The classification ranges from one to five star. In this case, Five Star will denote top of the range.
This was revealed during a refresher workshop of the 15 people who will carry out the grading of their preference,” said the acting director of tourism at the tourism ministry, Grace Akullo Mbabazi.
“The country has a lot to benefit from grading hospitality facilities. Worldwide, hotels are classified,” Akullo said.
This comes long after Uganda hosted the Commonwealth Heads of Government Meeting, in 2007, when grading was first proposed.
Blandina Nshakira who has been instrumental in training of trainers in Burundi, Tanzania, Kenya and Rwanda said: “Grading is long overdue if the region is to attract and satisfy tourists from Europe, Asia and America who have sophisticated tastes.”
However, according to Nshakira star rating systems vary from country to country.
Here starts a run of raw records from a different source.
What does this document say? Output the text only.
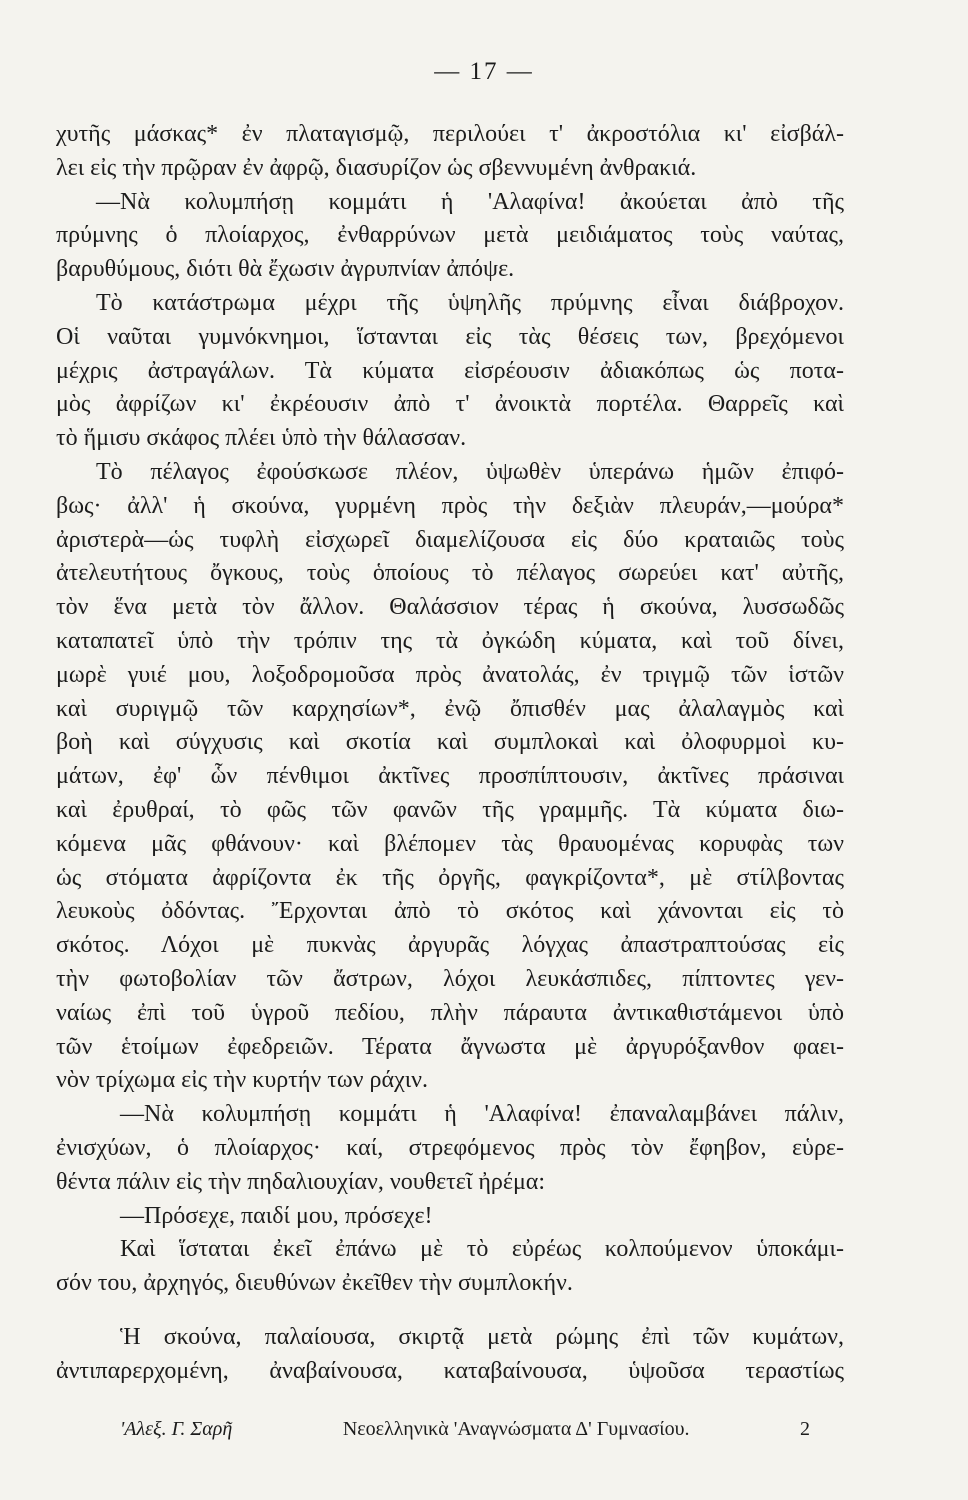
— 17 —
χυτῆς μάσκας* ἐν πλαταγισμῷ, περιλούει τ' ἀκροστόλια κι' εἰσβάλ-
λει εἰς τὴν πρῷραν ἐν ἀφρῷ, διασυρίζον ὡς σβεννυμένη ἀνθρακιά.
—Νὰ κολυμπήσῃ κομμάτι ἡ 'Αλαφίνα! ἀκούεται ἀπὸ τῆς
πρύμνης ὁ πλοίαρχος, ἐνθαρρύνων μετὰ μειδιάματος τοὺς ναύτας,
βαρυθύμους, διότι θὰ ἔχωσιν ἀγρυπνίαν ἀπόψε.
Τὸ κατάστρωμα μέχρι τῆς ὑψηλῆς πρύμνης εἶναι διάβροχον.
Οἱ ναῦται γυμνόκνημοι, ἵστανται εἰς τὰς θέσεις των, βρεχόμενοι
μέχρις ἀστραγάλων. Τὰ κύματα εἰσρέουσιν ἀδιακόπως ὡς ποτα-
μὸς ἀφρίζων κι' ἐκρέουσιν ἀπὸ τ' ἀνοικτὰ πορτέλα. Θαρρεῖς καὶ
τὸ ἥμισυ σκάφος πλέει ὑπὸ τὴν θάλασσαν.
Τὸ πέλαγος ἐφούσκωσε πλέον, ὑψωθὲν ὑπεράνω ἡμῶν ἐπιφό-
βως· ἀλλ' ἡ σκούνα, γυρμένη πρὸς τὴν δεξιὰν πλευράν,—μούρα*
ἀριστερὰ—ὡς τυφλὴ εἰσχωρεῖ διαμελίζουσα εἰς δύο κραταιῶς τοὺς
ἀτελευτήτους ὄγκους, τοὺς ὁποίους τὸ πέλαγος σωρεύει κατ' αὐτῆς,
τὸν ἕνα μετὰ τὸν ἄλλον. Θαλάσσιον τέρας ἡ σκούνα, λυσσωδῶς
καταπατεῖ ὑπὸ τὴν τρόπιν της τὰ ὀγκώδη κύματα, καὶ τοῦ δίνει,
μωρὲ γυιέ μου, λοξοδρομοῦσα πρὸς ἀνατολάς, ἐν τριγμῷ τῶν ἱστῶν
καὶ συριγμῷ τῶν καρχησίων*, ἐνῷ ὄπισθέν μας ἀλαλαγμὸς καὶ
βοὴ καὶ σύγχυσις καὶ σκοτία καὶ συμπλοκαὶ καὶ ὀλοφυρμοὶ κυ-
μάτων, ἐφ' ὧν πένθιμοι ἀκτῖνες προσπίπτουσιν, ἀκτῖνες πράσιναι
καὶ ἐρυθραί, τὸ φῶς τῶν φανῶν τῆς γραμμῆς. Τὰ κύματα διω-
κόμενα μᾶς φθάνουν· καὶ βλέπομεν τὰς θραυομένας κορυφὰς των
ὡς στόματα ἀφρίζοντα ἐκ τῆς ὀργῆς, φαγκρίζοντα*, μὲ στίλβοντας
λευκοὺς ὀδόντας. Ἔρχονται ἀπὸ τὸ σκότος καὶ χάνονται εἰς τὸ
σκότος. Λόχοι μὲ πυκνὰς ἀργυρᾶς λόγχας ἀπαστραπτούσας εἰς
τὴν φωτοβολίαν τῶν ἄστρων, λόχοι λευκάσπιδες, πίπτοντες γεν-
ναίως ἐπὶ τοῦ ὑγροῦ πεδίου, πλὴν πάραυτα ἀντικαθιστάμενοι ὑπὸ
τῶν ἑτοίμων ἐφεδρειῶν. Τέρατα ἄγνωστα μὲ ἀργυρόξανθον φαει-
νὸν τρίχωμα εἰς τὴν κυρτήν των ράχιν.
—Νὰ κολυμπήσῃ κομμάτι ἡ 'Αλαφίνα! ἐπαναλαμβάνει πάλιν,
ἐνισχύων, ὁ πλοίαρχος· καί, στρεφόμενος πρὸς τὸν ἔφηβον, εὑρε-
θέντα πάλιν εἰς τὴν πηδαλιουχίαν, νουθετεῖ ἠρέμα:
—Πρόσεχε, παιδί μου, πρόσεχε!
Καὶ ἵσταται ἐκεῖ ἐπάνω μὲ τὸ εὐρέως κολπούμενον ὑποκάμι-
σόν του, ἀρχηγός, διευθύνων ἐκεῖθεν τὴν συμπλοκήν.
Ἡ σκούνα, παλαίουσα, σκιρτᾷ μετὰ ρώμης ἐπὶ τῶν κυμάτων,
ἀντιπαρερχομένη, ἀναβαίνουσα, καταβαίνουσα, ὑψοῦσα τεραστίως
'Αλεξ. Γ. Σαρῆ	Νεοελληνικὰ 'Αναγνώσματα Δ' Γυμνασίου.	2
The four-star ceiling has given way in some places to a five-star rating.
And lately this has been over taken by six and seven star ratings for hotels in Europe and the United Arab Emirates.
“Much as Serena and Sheraton hotels may be rated as five star, they will have to meet our set standards if they are to maintain that rating,” he said.
“There are also guidelines for home stay service providers, restaurants, guest houses, hostels and camping sites,” Nshakira said.
The EAC classification covers physical and tangible characteristics of accommodation. These comprise; location, dimension of rooms, supplies in the bathrooms, frequency of change of linen and elegance,” she added.